Stream Processing - Notable Stream Processors

Notable Stream Processors

  • The Blitter in the Commodore Amiga is an early graphics processor capable of combining 3 source streams of 16 component bit vectors in 256 ways to produce an output stream consisting of 16 component bit vectors. Total input stream bandwidth is up to 42 million bits per second. Output stream bandwidth is up to 28 million bits per second.
  • Imagine, headed by Professor William Dally of Stanford University, is a flexible architecture intended to be both fast and energy efficient. The project, originally conceived in 1996, included architecture, software tools, a VLSI implementation and a development board, was funded by DARPA, Intel and Texas Instruments.
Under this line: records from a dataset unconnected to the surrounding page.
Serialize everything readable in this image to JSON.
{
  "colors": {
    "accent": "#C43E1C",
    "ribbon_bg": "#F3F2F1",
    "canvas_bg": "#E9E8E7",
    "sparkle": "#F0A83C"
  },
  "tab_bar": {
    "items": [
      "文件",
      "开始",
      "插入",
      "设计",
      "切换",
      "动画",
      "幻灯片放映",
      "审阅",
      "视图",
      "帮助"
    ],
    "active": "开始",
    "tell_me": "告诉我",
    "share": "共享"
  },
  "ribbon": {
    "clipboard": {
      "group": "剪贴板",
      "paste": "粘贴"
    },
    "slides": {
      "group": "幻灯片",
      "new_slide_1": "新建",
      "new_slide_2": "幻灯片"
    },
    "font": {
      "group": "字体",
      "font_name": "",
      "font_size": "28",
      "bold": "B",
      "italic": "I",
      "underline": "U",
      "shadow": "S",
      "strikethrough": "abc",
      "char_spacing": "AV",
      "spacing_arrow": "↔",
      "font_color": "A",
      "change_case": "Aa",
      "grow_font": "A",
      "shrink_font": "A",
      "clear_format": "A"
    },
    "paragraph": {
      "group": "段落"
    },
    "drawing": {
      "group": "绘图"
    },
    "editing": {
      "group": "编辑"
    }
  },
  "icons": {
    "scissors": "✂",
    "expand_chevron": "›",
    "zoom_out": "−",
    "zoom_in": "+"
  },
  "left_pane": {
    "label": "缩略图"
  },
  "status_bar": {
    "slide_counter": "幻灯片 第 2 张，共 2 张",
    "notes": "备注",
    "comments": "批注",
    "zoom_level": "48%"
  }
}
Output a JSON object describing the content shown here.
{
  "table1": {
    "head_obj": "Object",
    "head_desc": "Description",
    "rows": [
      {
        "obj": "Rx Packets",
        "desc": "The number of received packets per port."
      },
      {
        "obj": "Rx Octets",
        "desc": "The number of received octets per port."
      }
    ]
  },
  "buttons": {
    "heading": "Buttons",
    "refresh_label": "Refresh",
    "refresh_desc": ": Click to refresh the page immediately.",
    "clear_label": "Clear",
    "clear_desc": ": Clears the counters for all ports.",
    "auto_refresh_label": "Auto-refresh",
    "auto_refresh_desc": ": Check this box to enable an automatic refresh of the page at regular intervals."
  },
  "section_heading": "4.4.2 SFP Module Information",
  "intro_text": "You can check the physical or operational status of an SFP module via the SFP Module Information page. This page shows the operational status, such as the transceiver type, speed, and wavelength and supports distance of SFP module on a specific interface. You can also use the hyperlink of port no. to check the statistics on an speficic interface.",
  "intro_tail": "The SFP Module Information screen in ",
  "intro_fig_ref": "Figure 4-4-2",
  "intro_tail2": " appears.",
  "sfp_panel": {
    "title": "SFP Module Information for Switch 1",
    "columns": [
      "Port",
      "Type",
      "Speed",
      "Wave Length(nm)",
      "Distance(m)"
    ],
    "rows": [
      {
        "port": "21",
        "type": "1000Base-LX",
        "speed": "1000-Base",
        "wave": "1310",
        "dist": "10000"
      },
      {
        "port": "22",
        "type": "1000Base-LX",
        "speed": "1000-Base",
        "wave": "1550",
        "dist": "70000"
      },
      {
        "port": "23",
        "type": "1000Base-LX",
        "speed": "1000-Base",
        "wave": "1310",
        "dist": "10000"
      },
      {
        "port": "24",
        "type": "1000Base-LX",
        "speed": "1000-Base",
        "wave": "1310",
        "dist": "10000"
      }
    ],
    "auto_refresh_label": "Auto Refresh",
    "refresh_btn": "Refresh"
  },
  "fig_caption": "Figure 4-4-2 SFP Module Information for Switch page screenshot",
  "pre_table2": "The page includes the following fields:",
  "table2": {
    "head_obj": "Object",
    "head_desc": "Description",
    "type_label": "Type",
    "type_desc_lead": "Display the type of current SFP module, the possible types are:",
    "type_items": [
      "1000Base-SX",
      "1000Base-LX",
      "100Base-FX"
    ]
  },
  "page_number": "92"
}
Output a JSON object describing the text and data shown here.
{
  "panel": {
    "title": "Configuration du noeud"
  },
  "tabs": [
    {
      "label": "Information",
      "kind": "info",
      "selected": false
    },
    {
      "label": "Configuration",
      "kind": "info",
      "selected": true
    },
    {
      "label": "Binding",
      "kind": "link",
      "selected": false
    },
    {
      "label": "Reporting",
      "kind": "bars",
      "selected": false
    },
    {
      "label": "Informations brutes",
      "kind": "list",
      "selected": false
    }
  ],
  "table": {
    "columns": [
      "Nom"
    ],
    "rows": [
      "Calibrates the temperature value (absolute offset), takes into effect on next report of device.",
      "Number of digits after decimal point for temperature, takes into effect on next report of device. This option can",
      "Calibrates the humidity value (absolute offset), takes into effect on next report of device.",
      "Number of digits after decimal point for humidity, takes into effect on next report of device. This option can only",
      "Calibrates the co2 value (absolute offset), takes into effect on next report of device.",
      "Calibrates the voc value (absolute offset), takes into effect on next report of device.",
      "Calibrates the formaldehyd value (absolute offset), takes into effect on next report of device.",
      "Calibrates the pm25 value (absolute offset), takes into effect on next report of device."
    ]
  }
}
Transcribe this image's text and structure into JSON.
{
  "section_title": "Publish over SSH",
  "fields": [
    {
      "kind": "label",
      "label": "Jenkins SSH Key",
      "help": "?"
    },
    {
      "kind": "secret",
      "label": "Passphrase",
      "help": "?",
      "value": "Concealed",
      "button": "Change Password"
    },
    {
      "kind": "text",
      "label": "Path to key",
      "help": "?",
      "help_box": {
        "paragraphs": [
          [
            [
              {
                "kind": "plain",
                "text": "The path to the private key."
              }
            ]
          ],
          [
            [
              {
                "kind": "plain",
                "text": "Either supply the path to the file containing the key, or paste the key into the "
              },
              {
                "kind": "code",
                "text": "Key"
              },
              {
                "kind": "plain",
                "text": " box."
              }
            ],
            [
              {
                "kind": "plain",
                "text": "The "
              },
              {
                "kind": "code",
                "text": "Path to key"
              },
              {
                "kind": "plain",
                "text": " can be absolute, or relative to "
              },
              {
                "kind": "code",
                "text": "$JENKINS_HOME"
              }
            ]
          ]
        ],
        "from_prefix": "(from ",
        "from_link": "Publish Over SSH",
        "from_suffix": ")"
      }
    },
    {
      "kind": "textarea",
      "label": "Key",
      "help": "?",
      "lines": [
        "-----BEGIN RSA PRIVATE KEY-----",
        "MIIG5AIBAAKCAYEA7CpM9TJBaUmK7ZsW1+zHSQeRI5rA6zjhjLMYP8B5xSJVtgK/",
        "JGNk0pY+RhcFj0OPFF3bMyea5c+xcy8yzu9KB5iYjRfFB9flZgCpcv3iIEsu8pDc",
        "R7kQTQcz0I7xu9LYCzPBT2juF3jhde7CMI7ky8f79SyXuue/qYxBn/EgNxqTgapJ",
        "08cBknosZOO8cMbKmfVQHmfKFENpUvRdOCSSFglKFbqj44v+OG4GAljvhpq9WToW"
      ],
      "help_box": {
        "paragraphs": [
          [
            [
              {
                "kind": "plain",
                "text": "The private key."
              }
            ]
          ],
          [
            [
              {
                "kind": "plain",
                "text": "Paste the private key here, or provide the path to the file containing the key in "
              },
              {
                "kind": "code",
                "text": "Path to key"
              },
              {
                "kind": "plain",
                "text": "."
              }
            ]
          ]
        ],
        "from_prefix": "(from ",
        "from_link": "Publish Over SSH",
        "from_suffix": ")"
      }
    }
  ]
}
  • Another Stanford project called Merrimac is aimed at developing a stream-based supercomputer. Merrimac intends to use a stream architecture and advanced interconnection networks to provide more performance per unit cost than cluster-based scientific computers built from the same technology.
  • The Storm-1 Family from Stream Processors, Inc, a commercial spinoff of Stanford's Imagine project, was announced during a feature presentation at ISSCC 2007. The family contains four members ranging from 30 GOPS to 220 16-bit GOPS (billions of operations per second), all fabricated at TSMC in a 130 nanometer process. The devices target the high end of the DSP market including video conferencing, multifunction printers and digital video surveillance equipment.
  • GPUs are widespread, consumer-grade stream processors designed mainly by AMD and Nvidia. Various generations to be noted from a stream processing point of view:
    • Pre-R2xx/NV2x: no explicit support for stream processing. Kernel operations were hidden in the API and provided too little flexibility for general use.
    • R2xx/NV2x: kernel stream operations became explicitly under the programmer's control but only for vertex processing (fragments were still using old paradigms). No branching support severely hampered flexibility but some types of algorithms could be run (notably, low-precision fluid simulation).
    • R3xx/NV4x: flexible branching support although some limitations still exist on the number of operations to be executed and strict recursion depth, as well as array manipulation.
    • R8xx: Supports append/consume buffers and atomic operations. This generation is the state of the art.
  • The Cell processor from STI, an alliance of Sony Computer Entertainment, Toshiba Corporation, and IBM, is a hardware architecture that can function like a stream processor with appropriate software support. It consists of a controlling processor, the PPE (Power Processing Element, an IBM PowerPC) and a set of SIMD coprocessors, called SPEs (Synergistic Processing Elements), each with independent program counters and instruction memory, in effect a MIMD machine. In the native programming model all DMA and program scheduling is left up to the programmer. The hardware provides a fast ring bus among the processors for local communication. Because the local memory for instructions and data is limited the only programs that can exploit this architecture effectively either require a tiny memory footprint or adhere to a stream programming model. With a suitable algorithm the performance of the Cell can rival that of pure stream processors, however this nearly always requires a complete redesign of algorithms and software.